La libertad de Lori Berenson no hubiera sido posible si es que el Instituto Nacional Penitenciario (INPE) no le hubiera aprobado un informe legal, psicológico y social que le permitió a la titular del primer juzgado provincial, Jéssica León Yaranga, otorgar libertad condicional a la estadounidense Lori Berenson, tras cumplir los tres cuartos de la pena de 20 años a los que fue condenada por el delito de terrorismo.

6. El Poder Judicial pudo negarse a liberar a la Berenson.

En base la independencia de criterio que tienen los jueces en el Perú, la jueza León Yaranga pudo negarle el pedido de semilibertad a Lori Berenson. ¿Por qué no lo hizo? ¿Para generar el psicosocial que tuvimos e iniciar una campaña mediática contra los fallos de la CIDH?

7. El objetivo político es responsabilizar al gobierno de Toledo...

En este tema, apristas, fujimoristas y castañedistas han coincidido en una cosa: responsabilizar al gobierno de Toledo de haber flexibilizado las penas a los terroristas y de pagar indemnizaciones de escándalo; todo lo cual debe ser investigado en el Congreso. Para ello tergiversan los datos y ponen como “ejemplo” el caso Lori Berenson, su salida anticipada de la cárcel y el pago de 30 mil dólares por parte del Estado.

8. ... pero el objetivo mayor es otro.

La hipótesis principal es que el gobierno ha armado todo un psicosocial con el tema del terrorismo (liberación de Lori Berenson, marcha de estudiantes en San Marcos) con el objetivo de, en primer lugar, generar indignación en la población y remover su rechazo y condena al terrorismo.

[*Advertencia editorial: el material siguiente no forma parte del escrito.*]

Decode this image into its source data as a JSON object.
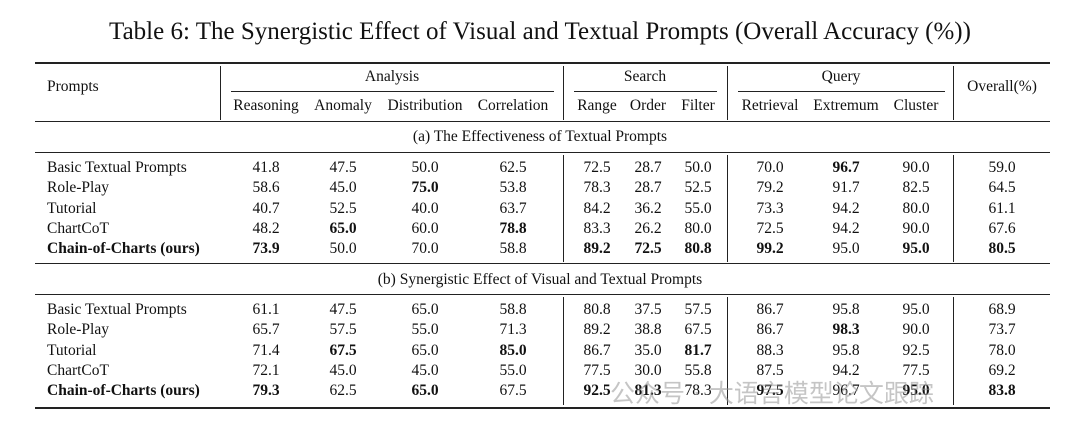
{
  "title": "Table 6: The Synergistic Effect of Visual and Textual Prompts (Overall Accuracy (%))",
  "header": {
    "prompts": "Prompts",
    "overall": "Overall(%)",
    "groups": [
      {
        "label": "Analysis",
        "subs": [
          "Reasoning",
          "Anomaly",
          "Distribution",
          "Correlation"
        ]
      },
      {
        "label": "Search",
        "subs": [
          "Range",
          "Order",
          "Filter"
        ]
      },
      {
        "label": "Query",
        "subs": [
          "Retrieval",
          "Extremum",
          "Cluster"
        ]
      }
    ]
  },
  "sections": [
    {
      "title": "(a) The Effectiveness of Textual Prompts",
      "rows": [
        {
          "name": "Basic Textual Prompts",
          "values": [
            "41.8",
            "47.5",
            "50.0",
            "62.5",
            "72.5",
            "28.7",
            "50.0",
            "70.0",
            "96.7",
            "90.0",
            "59.0"
          ],
          "bold": [
            false,
            false,
            false,
            false,
            false,
            false,
            false,
            false,
            true,
            false,
            false
          ]
        },
        {
          "name": "Role-Play",
          "values": [
            "58.6",
            "45.0",
            "75.0",
            "53.8",
            "78.3",
            "28.7",
            "52.5",
            "79.2",
            "91.7",
            "82.5",
            "64.5"
          ],
          "bold": [
            false,
            false,
            true,
            false,
            false,
            false,
            false,
            false,
            false,
            false,
            false
          ]
        },
        {
          "name": "Tutorial",
          "values": [
            "40.7",
            "52.5",
            "40.0",
            "63.7",
            "84.2",
            "36.2",
            "55.0",
            "73.3",
            "94.2",
            "80.0",
            "61.1"
          ],
          "bold": [
            false,
            false,
            false,
            false,
            false,
            false,
            false,
            false,
            false,
            false,
            false
          ]
        },
        {
          "name": "ChartCoT",
          "values": [
            "48.2",
            "65.0",
            "60.0",
            "78.8",
            "83.3",
            "26.2",
            "80.0",
            "72.5",
            "94.2",
            "90.0",
            "67.6"
          ],
          "bold": [
            false,
            true,
            false,
            true,
            false,
            false,
            false,
            false,
            false,
            false,
            false
          ]
        },
        {
          "name": "Chain-of-Charts (ours)",
          "name_bold": true,
          "values": [
            "73.9",
            "50.0",
            "70.0",
            "58.8",
            "89.2",
            "72.5",
            "80.8",
            "99.2",
            "95.0",
            "95.0",
            "80.5"
          ],
          "bold": [
            true,
            false,
            false,
            false,
            true,
            true,
            true,
            true,
            false,
            true,
            true
          ]
        }
      ]
    },
    {
      "title": "(b) Synergistic Effect of Visual and Textual Prompts",
      "rows": [
        {
          "name": "Basic Textual Prompts",
          "values": [
            "61.1",
            "47.5",
            "65.0",
            "58.8",
            "80.8",
            "37.5",
            "57.5",
            "86.7",
            "95.8",
            "95.0",
            "68.9"
          ],
          "bold": [
            false,
            false,
            false,
            false,
            false,
            false,
            false,
            false,
            false,
            false,
            false
          ]
        },
        {
          "name": "Role-Play",
          "values": [
            "65.7",
            "57.5",
            "55.0",
            "71.3",
            "89.2",
            "38.8",
            "67.5",
            "86.7",
            "98.3",
            "90.0",
            "73.7"
          ],
          "bold": [
            false,
            false,
            false,
            false,
            false,
            false,
            false,
            false,
            true,
            false,
            false
          ]
        },
        {
          "name": "Tutorial",
          "values": [
            "71.4",
            "67.5",
            "65.0",
            "85.0",
            "86.7",
            "35.0",
            "81.7",
            "88.3",
            "95.8",
            "92.5",
            "78.0"
          ],
          "bold": [
            false,
            true,
            false,
            true,
            false,
            false,
            true,
            false,
            false,
            false,
            false
          ]
        },
        {
          "name": "ChartCoT",
          "values": [
            "72.1",
            "45.0",
            "45.0",
            "55.0",
            "77.5",
            "30.0",
            "55.8",
            "87.5",
            "94.2",
            "77.5",
            "69.2"
          ],
          "bold": [
            false,
            false,
            false,
            false,
            false,
            false,
            false,
            false,
            false,
            false,
            false
          ]
        },
        {
          "name": "Chain-of-Charts (ours)",
          "name_bold": true,
          "values": [
            "79.3",
            "62.5",
            "65.0",
            "67.5",
            "92.5",
            "81.3",
            "78.3",
            "97.5",
            "96.7",
            "95.0",
            "83.8"
          ],
          "bold": [
            true,
            false,
            true,
            false,
            true,
            true,
            false,
            true,
            false,
            true,
            true
          ]
        }
      ]
    }
  ],
  "watermark": "公众号 · 大语言模型论文跟踪"
}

Pero, en segundo lugar, crear las condiciones para endurecer su posición en materia de derechos humanos y pretender salirse de la jurisdicción de la Corte. Si no ¿cómo entender lo declarado por el premier Velásquez Quesquén?: "Lo que estamos planteando es que se pueda hacer una ‘reserva parcial’ (ante la Corte Interamericana de Derechos Humanos) en el delito de terrorismo y especialmente en el tema de las indemnizaciones económicas”.